What Udwin and those who think like her have done is to suggest that actually India is no better than, say, Iran, where dynamic women are weighed down by a combination of politicised religion and custom. Perhaps this makes Western crusaders feel that they are on a genuine civilising mission. What, after all, is the essential difference between Udwin and those evangelists in the United States who underwrite the ‘harvesting of souls’ in the benighted parts of the world?

If someone in authority—and the real identity of the person that facilitated the filming in Tihar Jail has not been revealed—thought that a BBC film would be an honest portrayal of an event that shook India, he/she underestimated the extent of cultural bias. Or maybe the individual shared those assumptions. However, this supercilious assertion of cultural superiority and the portrayal of backwardness have often acquired lives of their own, thanks to ham-handed overreaction in India.

If there was apparent outrage in the international media that the Indian authorities were considering action against the BBC and the filmmaker, this was soon replaced by the absolute jubilation that the ban on ‘India’s Daughter’ was a farce. Technology has ensured that a simple directive to YouTube or any other site was not going to prevent more innovative access to the banned material. The ministers who had threatened a total ban and robust fightback against a conspiracy to vilify India were made to look foolish.

It is understandable that MPs were particularly agitated over the access given to a ‘foreign’ broadcaster—I don’t think they would have given the same access to a ‘desi’ channel or publication.

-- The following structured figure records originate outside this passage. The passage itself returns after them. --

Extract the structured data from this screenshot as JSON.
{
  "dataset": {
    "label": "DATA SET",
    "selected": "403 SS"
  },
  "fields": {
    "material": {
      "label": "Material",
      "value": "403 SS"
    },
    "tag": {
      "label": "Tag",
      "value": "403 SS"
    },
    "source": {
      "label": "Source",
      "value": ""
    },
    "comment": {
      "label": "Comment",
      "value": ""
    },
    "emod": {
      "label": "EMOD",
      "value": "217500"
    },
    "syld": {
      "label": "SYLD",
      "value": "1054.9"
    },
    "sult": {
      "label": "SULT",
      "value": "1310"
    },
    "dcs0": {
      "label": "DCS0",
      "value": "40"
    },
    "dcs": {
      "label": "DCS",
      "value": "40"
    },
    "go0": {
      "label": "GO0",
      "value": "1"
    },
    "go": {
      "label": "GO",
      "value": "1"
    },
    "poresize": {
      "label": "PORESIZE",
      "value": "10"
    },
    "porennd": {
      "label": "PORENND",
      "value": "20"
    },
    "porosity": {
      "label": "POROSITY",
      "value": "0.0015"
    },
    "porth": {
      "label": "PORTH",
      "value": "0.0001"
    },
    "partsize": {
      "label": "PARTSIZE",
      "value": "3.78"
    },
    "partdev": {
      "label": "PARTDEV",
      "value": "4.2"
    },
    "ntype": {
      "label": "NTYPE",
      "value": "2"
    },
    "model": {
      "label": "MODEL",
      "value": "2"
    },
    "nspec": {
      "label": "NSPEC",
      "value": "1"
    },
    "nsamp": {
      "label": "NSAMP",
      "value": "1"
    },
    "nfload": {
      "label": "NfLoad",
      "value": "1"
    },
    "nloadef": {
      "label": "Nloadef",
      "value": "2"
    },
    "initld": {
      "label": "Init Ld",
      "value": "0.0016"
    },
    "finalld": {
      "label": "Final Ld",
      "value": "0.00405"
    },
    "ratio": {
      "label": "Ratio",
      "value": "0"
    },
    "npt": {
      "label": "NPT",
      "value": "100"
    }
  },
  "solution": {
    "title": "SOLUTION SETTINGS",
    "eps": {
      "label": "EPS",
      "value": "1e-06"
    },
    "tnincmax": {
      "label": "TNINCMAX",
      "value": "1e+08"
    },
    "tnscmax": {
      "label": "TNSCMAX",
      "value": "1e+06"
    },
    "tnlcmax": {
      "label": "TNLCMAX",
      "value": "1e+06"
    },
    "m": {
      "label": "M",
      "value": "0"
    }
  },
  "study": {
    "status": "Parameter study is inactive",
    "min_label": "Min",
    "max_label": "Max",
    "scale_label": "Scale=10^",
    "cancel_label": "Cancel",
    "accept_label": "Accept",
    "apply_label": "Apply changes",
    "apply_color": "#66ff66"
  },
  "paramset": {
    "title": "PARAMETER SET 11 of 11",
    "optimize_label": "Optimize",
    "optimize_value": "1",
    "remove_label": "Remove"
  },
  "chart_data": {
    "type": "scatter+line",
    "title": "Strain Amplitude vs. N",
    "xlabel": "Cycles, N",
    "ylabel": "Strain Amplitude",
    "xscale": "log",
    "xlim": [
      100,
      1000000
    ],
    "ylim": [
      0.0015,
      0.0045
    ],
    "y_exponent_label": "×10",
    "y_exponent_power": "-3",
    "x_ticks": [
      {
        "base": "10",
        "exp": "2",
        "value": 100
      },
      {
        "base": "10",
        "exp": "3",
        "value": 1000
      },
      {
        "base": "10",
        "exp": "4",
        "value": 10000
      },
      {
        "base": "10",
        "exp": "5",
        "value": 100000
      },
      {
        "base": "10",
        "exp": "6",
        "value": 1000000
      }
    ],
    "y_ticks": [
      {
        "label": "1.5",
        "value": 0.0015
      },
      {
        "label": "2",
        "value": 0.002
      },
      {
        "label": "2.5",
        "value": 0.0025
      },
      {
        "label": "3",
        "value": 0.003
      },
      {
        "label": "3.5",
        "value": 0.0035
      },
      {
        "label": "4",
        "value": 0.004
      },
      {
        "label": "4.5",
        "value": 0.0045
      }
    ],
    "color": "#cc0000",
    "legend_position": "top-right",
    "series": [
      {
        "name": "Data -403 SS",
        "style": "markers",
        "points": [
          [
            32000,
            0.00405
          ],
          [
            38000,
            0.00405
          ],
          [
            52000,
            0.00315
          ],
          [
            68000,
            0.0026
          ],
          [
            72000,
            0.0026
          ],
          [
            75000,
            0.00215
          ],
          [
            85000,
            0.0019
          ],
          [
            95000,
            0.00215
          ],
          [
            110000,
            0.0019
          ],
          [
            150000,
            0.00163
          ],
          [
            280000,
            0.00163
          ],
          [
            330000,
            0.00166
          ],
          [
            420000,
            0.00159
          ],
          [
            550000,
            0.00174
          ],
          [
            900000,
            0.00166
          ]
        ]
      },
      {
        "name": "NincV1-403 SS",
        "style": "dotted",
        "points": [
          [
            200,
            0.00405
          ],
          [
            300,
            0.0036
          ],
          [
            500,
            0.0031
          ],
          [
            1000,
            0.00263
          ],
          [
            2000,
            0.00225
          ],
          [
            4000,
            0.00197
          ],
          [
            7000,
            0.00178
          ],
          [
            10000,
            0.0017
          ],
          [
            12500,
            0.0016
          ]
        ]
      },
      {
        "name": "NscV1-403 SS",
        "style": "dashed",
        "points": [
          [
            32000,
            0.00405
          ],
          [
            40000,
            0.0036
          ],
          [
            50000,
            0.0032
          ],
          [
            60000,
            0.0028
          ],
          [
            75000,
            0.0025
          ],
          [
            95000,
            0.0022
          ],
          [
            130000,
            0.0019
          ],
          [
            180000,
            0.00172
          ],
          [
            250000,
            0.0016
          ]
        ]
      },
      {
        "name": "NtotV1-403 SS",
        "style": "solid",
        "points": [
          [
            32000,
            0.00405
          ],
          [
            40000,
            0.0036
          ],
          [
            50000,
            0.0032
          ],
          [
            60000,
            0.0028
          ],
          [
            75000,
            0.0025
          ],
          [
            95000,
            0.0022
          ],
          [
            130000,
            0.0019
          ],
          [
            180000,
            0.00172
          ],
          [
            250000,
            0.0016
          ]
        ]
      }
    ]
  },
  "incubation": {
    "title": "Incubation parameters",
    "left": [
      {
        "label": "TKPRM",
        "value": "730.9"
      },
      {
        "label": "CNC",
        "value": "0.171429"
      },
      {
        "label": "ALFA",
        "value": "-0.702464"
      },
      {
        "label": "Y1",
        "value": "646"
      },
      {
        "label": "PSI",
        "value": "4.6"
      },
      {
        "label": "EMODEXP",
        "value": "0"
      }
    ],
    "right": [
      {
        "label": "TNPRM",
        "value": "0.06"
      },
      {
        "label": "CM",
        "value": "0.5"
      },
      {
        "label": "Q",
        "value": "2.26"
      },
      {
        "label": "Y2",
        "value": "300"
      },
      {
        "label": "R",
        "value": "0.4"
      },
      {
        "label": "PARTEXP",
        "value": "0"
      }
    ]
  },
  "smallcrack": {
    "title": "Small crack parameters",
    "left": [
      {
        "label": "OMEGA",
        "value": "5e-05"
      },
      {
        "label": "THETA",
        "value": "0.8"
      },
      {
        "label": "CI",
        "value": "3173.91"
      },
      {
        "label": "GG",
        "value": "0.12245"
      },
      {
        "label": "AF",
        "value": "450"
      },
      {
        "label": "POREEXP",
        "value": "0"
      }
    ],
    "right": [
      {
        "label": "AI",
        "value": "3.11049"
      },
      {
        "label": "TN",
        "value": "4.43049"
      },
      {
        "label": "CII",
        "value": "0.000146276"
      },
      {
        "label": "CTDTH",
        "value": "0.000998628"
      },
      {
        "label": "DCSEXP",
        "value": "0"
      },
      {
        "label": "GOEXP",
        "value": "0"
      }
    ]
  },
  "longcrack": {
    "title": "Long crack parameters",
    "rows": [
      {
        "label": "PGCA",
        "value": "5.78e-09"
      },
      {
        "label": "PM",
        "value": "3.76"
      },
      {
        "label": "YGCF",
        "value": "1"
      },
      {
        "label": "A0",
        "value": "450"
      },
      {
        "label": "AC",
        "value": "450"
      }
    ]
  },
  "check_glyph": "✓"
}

But if the response to indignation is a series of knee-jerk measures, like a ‘red corner notice’ or an ineffective ban or a prosecution of technical lapses, India will look ridiculous. The last thing the country or the government needs is for the controversy escalating into one over free speech. Such a development would only reinforce the patronising belief that India has a bit too much social dirt to hide from the outside world.

As India advances into the zone of economic growth and prosperity, there will be many more barbed attacks from those who resent an intruder at the High Table. India will have to live with snide asides in the media and from visiting dignitaries. These challenges will have to be faced, not by retreating into the isolation of a bunker, but through resilience and determination to proceed along the path that makes India a target of hateful envy. Most important, responding to abuse with abuse won’t be helpful.